Last week, Jay Inslee’s Department of Ecology released its proposed “improvements” to the carbon rule — a rule Inslee wants to jam through by executive order since the Legislature would not pass his “green” agenda. Even Democrat House members would not support a carbon rule because they realize it poses serious threats to the economic wellbeing of our state.
Unfortunately, the prospect of damaging our economy/subjecting our state to an uncertain future won’t stop Inslee from trying to jam through his extreme “green” agenda through without support from other elected officials.
Washingtonians have a right to know how Inslee’s carbon rule will impact our state. So, we outlined the top three consequences posed by the extreme “green” plan.
Without further ado:
1. Companies would gain an incentive to suspend operations in Washington State.
As the Washington Policy Center’s Todd Myers previously put it, “[The DOE’s] plan actually pays for taking jobs overseas, but punishes for keeping jobs here. If you stay, your costs go up.” Inslee and his supporters attempt to downplay this very unfortunate side effect, either by not mentioning it or by shrugging it off as improbable.
Only, it’s not improbable… it’s already happened. Alcoa – the world’s third largest producer of aluminum—offered a reminder of the consequences of providing companies incentives to do business elsewhere. In anticipation of Inslee’s carbon rule and higher energy costs, Alcoa announced its intention to close factories in Ferndale and Wenatchee, resulting in thousands of lost jobs.
It’s not that this is an unforeseen consequence of the carbon rule — it’s extremely foreseeable. Rather, it’s that Inslee simply does not care. He will continue to drive jobs out of our state if it means he can impose his “green” agenda.
2. Working families will pay more, daily.
Inslee’s carbon rule promises to reach in the pocketbook of every working family, and take some so he can claim to tbe “greenest governor” in the country. The costs extend far beyond a hike in gas prices for commuters. Washingtonians can expect to pay more to heat their homes and on the consumer goods they purchase.
Adding insult to injury, state bureaucrats haven’t bothered to calculate how much more consumers can expect to pay —though they promise the cost increase will be “relatively small.” Of course, the promises of government bureaucrats never quite prove to be true and their definition of “small” is generally suspect, since it isn’t their money they are talking about.
3. Inslee’s carbon rules would result in lawsuits.

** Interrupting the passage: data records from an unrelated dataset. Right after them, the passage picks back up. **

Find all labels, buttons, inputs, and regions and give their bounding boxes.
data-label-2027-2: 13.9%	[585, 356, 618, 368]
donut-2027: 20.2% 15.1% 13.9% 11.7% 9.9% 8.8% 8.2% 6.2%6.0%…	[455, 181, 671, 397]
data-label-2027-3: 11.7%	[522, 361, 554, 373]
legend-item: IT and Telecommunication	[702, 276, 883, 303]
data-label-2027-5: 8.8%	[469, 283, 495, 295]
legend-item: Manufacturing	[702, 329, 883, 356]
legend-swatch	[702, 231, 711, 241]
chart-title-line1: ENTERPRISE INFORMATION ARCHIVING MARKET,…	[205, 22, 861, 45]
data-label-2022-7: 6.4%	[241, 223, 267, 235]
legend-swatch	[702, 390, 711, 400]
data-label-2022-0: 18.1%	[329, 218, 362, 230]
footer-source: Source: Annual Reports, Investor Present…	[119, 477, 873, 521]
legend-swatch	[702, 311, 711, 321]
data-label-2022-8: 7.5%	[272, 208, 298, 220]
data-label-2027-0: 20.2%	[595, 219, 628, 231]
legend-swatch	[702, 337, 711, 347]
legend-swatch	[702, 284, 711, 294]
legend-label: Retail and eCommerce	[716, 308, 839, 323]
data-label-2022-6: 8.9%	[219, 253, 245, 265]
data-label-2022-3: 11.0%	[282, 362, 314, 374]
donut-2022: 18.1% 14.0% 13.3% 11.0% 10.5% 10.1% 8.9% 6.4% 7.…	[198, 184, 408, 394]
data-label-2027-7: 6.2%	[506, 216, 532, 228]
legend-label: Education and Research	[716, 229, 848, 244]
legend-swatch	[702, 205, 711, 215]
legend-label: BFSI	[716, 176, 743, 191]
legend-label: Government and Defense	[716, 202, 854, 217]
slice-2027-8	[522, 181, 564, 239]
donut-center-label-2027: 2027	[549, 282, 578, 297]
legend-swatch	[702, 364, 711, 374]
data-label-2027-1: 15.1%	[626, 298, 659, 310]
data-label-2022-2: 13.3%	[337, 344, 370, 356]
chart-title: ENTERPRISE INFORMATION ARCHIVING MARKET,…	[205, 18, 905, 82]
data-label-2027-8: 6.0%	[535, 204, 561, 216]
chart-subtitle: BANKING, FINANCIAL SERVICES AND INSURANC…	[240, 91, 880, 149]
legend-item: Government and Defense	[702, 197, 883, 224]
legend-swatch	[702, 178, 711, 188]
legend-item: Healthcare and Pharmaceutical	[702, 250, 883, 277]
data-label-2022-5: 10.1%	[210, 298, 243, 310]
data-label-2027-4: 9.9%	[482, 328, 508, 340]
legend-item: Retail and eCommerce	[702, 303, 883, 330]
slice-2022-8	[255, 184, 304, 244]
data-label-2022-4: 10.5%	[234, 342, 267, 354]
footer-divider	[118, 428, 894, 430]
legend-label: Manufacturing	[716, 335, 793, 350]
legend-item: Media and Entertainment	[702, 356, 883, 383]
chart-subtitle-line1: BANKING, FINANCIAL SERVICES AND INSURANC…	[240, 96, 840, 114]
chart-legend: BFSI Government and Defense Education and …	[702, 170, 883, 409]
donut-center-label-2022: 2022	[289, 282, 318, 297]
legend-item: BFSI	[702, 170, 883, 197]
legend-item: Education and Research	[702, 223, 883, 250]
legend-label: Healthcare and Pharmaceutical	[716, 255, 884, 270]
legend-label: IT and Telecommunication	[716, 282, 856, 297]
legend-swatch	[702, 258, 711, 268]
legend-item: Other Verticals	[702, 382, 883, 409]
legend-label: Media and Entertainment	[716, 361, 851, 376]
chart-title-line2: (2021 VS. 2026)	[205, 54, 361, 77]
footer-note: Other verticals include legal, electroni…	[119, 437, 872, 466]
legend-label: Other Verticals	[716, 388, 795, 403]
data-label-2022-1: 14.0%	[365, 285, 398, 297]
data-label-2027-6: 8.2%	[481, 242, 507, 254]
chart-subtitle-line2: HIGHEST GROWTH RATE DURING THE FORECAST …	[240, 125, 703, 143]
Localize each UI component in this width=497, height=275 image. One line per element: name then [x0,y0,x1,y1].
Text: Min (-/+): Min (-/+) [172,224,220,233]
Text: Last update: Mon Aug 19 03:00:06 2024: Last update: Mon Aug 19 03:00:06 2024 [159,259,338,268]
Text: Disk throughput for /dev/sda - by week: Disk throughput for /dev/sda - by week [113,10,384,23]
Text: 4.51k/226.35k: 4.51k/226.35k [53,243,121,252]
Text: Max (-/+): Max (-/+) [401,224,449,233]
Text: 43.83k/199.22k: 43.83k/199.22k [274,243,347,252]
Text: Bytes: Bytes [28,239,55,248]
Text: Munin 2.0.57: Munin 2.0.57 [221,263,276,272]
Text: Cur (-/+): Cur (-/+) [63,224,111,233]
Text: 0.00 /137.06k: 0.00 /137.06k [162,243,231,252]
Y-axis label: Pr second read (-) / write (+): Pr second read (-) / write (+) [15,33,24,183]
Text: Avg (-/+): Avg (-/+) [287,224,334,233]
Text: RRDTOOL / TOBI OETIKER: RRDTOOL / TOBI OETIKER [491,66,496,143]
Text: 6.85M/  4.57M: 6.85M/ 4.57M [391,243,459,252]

Todd Myers of the Washington Policy Center recently referred to the Inslee’s latest “green” scheme as the “most backward approach to this issue that can be imagined.” Myers stated, “Assuming you want to reduce carbon, regulation is the least rationale and most expensive way to do it.”
Inslee’s carbon rule is “backward” in that it is economically damaging, yet fails to actually impact carbon emissions. But, Inslee is also using a “backward” approach in his reasoning for imposing the rule by executive order.
As far as bypassing the legislative process, Inslee is relying on a statute that state Attorney General Bob Ferguson—notably, a fellow Democrat—deemed has no teeth in order to justify his ridiculous carbon rule. Inslee often points to a 2008 statute (RCW 70.235.020) which says that Washington State “shall limit” greenhouse gas emissions and reduce them to “1990 levels by 2020 and to half that level by 2050.”
Yet, an in-depth analysis conducted by the Attorney General’s office found the statute to be “non-binding.”
GOP state Senator Doug Ericksen is among one of many who does not believe Inslee has the authority “to pursue those regulations without the Legislature’s approval.” He plans to pursue a legal challenge to the carbon rule.
And he’ll certainly be joined in that lawsuit by others who care about Washington’s economy more than they care about Inslee’s “green” reputation.